Britain is, yet again, in the grip of sex abuse hysteria. We’ve been periodically doing this for about 30 years, screaming in terror at the idea of stranger danger, whipping up mobs to attack the houses of paediatricians and looking with deep suspicion at any male who wants to be a primary school teacher.
Into this mix now comes “historical abuse”, brought forth by Operation Yewtree and all that has gone on since the death and “unmasking” of Jimmy Savile. A major inquiry is now about to get underway to see which of the rich, powerful and famous have been up to no good, brought about by a lost “dossier” from the late Geoffrey Dickens – a fearful madman who believed passionately in satanic abuse and witchcraft, despite a total lack of evidence.

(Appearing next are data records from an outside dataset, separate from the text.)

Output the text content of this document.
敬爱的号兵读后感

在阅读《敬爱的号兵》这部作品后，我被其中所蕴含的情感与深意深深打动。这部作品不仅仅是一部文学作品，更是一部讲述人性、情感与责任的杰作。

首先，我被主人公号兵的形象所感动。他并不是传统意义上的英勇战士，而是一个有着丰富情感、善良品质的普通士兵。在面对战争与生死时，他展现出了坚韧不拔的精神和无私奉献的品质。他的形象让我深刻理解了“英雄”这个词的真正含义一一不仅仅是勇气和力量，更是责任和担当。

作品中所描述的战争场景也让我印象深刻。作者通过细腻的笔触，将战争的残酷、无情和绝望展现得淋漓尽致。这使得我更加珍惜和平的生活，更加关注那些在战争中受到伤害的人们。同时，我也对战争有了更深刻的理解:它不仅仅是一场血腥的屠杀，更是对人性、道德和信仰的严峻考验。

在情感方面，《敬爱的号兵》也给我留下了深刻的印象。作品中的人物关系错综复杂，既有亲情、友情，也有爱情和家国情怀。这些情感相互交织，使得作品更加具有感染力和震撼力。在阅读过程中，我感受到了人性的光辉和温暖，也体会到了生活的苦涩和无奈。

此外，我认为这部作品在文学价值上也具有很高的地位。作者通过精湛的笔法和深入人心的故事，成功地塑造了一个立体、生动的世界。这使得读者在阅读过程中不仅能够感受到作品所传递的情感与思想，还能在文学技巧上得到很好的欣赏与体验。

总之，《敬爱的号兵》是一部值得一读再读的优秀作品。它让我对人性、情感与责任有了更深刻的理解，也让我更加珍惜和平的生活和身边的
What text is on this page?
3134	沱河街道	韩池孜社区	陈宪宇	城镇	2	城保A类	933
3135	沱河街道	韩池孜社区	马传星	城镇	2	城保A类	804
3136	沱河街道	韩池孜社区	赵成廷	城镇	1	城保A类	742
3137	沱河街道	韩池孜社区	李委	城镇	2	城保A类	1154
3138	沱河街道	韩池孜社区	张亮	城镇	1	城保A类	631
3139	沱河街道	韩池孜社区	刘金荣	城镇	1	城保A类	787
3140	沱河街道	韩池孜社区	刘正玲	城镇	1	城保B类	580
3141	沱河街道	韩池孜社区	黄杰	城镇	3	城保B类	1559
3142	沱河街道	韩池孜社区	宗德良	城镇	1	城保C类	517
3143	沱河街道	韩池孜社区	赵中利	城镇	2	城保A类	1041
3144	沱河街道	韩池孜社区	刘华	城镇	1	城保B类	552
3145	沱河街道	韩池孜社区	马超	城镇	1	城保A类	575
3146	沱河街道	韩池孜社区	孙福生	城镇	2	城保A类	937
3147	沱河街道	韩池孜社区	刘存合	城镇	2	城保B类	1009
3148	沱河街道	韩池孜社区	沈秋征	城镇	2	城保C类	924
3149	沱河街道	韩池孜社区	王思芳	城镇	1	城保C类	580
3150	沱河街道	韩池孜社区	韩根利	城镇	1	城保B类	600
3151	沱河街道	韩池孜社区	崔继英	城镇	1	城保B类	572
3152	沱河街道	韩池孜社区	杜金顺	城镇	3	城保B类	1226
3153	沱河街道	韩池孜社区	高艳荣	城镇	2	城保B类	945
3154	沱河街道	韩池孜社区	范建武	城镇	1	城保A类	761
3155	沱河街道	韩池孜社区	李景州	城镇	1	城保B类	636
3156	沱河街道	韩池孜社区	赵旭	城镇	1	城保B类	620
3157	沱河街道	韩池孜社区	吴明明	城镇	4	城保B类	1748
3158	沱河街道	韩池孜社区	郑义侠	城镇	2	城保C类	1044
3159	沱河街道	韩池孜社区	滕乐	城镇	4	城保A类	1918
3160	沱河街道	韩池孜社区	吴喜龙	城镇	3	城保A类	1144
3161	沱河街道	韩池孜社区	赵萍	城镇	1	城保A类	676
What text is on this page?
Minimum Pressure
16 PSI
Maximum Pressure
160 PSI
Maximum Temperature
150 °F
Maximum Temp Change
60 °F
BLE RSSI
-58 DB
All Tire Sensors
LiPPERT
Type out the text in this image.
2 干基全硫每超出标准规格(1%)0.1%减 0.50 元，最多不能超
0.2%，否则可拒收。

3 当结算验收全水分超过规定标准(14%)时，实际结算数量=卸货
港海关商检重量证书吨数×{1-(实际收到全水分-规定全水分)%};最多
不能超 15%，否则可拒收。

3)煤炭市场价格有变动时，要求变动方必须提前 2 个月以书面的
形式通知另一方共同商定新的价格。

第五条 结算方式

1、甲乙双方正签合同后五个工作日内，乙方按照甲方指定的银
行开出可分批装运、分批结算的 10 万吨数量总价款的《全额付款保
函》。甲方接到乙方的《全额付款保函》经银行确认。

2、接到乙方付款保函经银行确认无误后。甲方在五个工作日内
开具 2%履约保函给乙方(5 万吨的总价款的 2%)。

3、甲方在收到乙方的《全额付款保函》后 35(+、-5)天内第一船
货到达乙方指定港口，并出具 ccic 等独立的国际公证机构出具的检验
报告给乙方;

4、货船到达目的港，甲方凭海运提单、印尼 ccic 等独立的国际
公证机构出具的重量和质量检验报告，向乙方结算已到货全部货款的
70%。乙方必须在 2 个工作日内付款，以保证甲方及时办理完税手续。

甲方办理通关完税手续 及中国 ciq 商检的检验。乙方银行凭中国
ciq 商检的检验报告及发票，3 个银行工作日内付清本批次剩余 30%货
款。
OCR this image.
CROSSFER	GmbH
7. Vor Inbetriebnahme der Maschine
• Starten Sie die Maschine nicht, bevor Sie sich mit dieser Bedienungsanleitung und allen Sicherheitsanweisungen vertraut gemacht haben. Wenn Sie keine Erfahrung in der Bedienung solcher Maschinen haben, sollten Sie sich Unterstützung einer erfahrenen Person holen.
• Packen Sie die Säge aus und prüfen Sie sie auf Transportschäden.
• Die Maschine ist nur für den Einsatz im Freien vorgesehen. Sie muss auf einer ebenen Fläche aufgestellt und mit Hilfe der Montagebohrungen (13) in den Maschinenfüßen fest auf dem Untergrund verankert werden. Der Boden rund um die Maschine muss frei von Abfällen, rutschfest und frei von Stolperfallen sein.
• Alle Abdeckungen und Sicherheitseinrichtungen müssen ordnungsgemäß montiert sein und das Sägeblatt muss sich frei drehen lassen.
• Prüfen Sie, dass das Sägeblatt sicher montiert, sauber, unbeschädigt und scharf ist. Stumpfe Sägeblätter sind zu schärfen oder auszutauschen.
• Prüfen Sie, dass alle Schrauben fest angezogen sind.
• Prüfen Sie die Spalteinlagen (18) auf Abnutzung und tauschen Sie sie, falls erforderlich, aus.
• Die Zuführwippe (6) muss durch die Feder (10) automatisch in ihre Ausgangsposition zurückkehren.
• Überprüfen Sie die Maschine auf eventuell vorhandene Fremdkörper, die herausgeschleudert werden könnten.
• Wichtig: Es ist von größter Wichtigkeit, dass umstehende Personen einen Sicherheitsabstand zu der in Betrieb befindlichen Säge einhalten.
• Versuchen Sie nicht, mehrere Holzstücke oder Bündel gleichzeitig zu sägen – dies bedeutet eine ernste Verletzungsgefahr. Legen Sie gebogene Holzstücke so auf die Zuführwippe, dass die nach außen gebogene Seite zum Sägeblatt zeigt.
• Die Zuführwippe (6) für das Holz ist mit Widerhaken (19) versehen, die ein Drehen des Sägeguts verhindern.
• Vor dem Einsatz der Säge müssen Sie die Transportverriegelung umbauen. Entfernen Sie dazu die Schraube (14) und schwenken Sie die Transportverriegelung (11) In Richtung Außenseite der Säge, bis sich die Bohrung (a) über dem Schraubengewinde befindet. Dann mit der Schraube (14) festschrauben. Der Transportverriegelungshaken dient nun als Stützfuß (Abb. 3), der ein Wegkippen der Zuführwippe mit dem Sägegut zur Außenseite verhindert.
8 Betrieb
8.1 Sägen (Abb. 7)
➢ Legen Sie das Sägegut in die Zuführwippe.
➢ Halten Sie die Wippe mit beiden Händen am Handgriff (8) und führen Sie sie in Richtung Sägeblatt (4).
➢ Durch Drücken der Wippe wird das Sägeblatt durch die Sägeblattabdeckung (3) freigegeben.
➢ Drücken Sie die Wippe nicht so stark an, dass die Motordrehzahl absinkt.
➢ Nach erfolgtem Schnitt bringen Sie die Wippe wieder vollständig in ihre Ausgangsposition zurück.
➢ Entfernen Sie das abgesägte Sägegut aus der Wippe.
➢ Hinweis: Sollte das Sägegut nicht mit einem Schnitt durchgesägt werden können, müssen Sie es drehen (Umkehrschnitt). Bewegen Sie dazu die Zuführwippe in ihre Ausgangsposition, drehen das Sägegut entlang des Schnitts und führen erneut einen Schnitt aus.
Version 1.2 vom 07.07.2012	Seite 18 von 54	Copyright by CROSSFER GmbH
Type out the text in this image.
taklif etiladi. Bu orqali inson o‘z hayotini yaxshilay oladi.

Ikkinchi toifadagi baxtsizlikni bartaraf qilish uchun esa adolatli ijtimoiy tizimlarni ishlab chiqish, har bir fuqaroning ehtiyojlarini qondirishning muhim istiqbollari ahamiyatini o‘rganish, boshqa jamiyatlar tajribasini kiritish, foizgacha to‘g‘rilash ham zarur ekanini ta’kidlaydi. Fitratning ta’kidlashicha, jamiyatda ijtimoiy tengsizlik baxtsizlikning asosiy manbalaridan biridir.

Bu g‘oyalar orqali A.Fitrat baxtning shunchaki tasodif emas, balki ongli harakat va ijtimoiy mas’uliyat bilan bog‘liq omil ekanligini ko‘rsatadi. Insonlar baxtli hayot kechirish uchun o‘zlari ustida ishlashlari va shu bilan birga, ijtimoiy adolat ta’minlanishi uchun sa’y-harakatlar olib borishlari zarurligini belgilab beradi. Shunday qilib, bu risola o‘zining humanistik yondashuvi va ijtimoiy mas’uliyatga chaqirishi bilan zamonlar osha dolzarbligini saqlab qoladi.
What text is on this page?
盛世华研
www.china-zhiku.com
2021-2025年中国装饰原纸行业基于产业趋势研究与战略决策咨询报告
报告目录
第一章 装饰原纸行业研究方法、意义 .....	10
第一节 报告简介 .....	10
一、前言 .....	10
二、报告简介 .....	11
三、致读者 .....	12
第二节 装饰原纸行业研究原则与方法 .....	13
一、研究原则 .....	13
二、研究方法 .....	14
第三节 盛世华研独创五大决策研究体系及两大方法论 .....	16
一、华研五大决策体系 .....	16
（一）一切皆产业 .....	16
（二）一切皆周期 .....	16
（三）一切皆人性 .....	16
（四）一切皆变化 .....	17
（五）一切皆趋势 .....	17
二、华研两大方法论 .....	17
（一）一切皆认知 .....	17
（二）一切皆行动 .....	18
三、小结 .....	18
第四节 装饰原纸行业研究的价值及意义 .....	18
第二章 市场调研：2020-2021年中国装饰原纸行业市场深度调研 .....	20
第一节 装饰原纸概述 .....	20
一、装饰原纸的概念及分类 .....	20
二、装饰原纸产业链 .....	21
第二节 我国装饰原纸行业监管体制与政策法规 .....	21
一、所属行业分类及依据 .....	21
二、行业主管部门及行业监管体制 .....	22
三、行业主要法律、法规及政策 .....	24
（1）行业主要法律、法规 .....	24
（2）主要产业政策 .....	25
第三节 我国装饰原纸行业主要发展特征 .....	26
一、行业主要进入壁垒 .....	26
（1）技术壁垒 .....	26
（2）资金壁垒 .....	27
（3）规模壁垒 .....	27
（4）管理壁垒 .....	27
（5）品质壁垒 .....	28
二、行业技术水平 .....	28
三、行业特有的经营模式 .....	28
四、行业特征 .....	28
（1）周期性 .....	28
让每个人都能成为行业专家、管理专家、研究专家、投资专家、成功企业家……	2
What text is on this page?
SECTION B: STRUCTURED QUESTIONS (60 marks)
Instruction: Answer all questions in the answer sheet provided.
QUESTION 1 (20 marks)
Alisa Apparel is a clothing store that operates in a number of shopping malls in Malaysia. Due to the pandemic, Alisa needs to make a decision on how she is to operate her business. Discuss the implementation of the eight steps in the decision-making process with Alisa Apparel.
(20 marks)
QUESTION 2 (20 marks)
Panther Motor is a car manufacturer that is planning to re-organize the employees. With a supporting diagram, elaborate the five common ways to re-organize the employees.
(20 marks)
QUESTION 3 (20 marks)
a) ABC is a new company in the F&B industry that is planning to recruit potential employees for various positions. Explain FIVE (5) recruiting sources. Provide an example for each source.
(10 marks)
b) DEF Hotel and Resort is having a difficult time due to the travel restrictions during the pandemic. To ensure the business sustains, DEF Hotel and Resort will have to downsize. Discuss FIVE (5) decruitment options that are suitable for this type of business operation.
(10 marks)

What a lot of this hysteria misses is the fact that the past was a very different place to how things are now. I don’t mean better, and I don’t mean that people’s behaviour then was excusable even then. But the whole world was different.
For a start, the age of consent. A very big thing is made of the age of consent. It’s a bright red dividing line between all-okay and all-bad. It wasn’t always that way. In the 1970s and 1980s, the age of consent was 16 for straight people. For gay men like me, it was a ludicrous 21 (and for lesbians it didn’t exist at all).
With ridiculous hindsight, people are now saying that with an unequal, insanely high and altogether discriminatory age of consent, gay men should either have (a) stuck to it or (b) broken it but settled at 16 as if that was then the natural dividing line we think it is now.
Neither applied to us. If the law says you can’t experience physical love until you’re 21 – a quarter of your lifespan – you are going to ignore that law totally. Of course pre-pubescent kids are off-limits, because ewww and ick and… well, really, that won’t do at all. But when I was a randy 14 year old, I wasn’t going to let a wrong law prevent me from getting some with others my own age… and older.
We’ve now settled on 16 as the age for everyone. That’s fine. A line has to be drawn somewhere, and that place is 16 in the UK. It’s certainly a line I respect looking down from the other direction as my 40s fast approach.
Nevertheless, some of the people shrieking loudest in this cloud of paedohysteria are trying to impose 2014 morals on the 1970s and 1980s and are happy to call a 22-year-old having an affair with a 19-year-old “paedophillia” because the law, notionally, did at the time. Those people can fuck off: your “morality” is suspect and you are trying to impose your straight morals that even you don’t stick to on a people you were oppressing at the time.
Basically: get your tanks off my gay lawn.
The other thing that was different in the past was the behaviour of straight men and the society that tolerated it. Straight men in the 1960s and 1970s were “handsy” – touching up women coworkers, friends and random strangers. Men thought they had a right to pass comment on what women looked like and what they wore and how they were shaped. They also felt they had a right to touch women, primarily on the breasts and backsides but anywhere they wanted really, and women were expected to just take it.
Indeed, society as a whole thought it normal and accepted it – even women themselves. Those who didn’t got called all manner of names but they started the modern feminist movement and, by god, we’re all much better off for it now. Of course, some straight men still feel they have the old “right” to comment and touch, but we now call them out on it. We now campaign to remind them to leave their sweaty palms in their pockets. We now expect better of them than we once did.
The question, then, is: do we punish men now for being perverts and “handsy” and altogether disgusting then? Now we would call much of this behaviour sexual assault and we’d all cheer as the greasy little git is led away to prison. Then? Well, society didn’t care. The law didn’t care. Most straight men certainly didn’t care. A large percentage of women didn’t care (or at least took it as “normality” so didn’t say anything, which isn’t the same thing, I know).
In that, undoubtably poisonous, environment, were those men guilty of sexual assault? In 2014, yes, yes, a thousand times yes. In 1965? Of course, 1965 was wrong, but do we achieve anything from forcing our 2014 morals on actions that took place 40, 50, 60 years ago?
I fear we don’t. And I fear that the abuse hysteria and all that goes with it is serving to distract from the problems at hand today. We need to educate our boys to respect women better. We need to educate our girls that it’s not only all right to say no, it’s their right. We need to educate the small but stubborn amount of men who still believe they have the right to comment on and touch women that they do not. And we need, especially, to educate men that rapists rape because they’re rapists – what a woman does, says or wears has no bearing on what you’re allowed to do to her without her consent. Ever.
I don’t think we’ll achieve any of those aims while we’re so busy trying to rewrite history, no matter how much that history offends our morals now.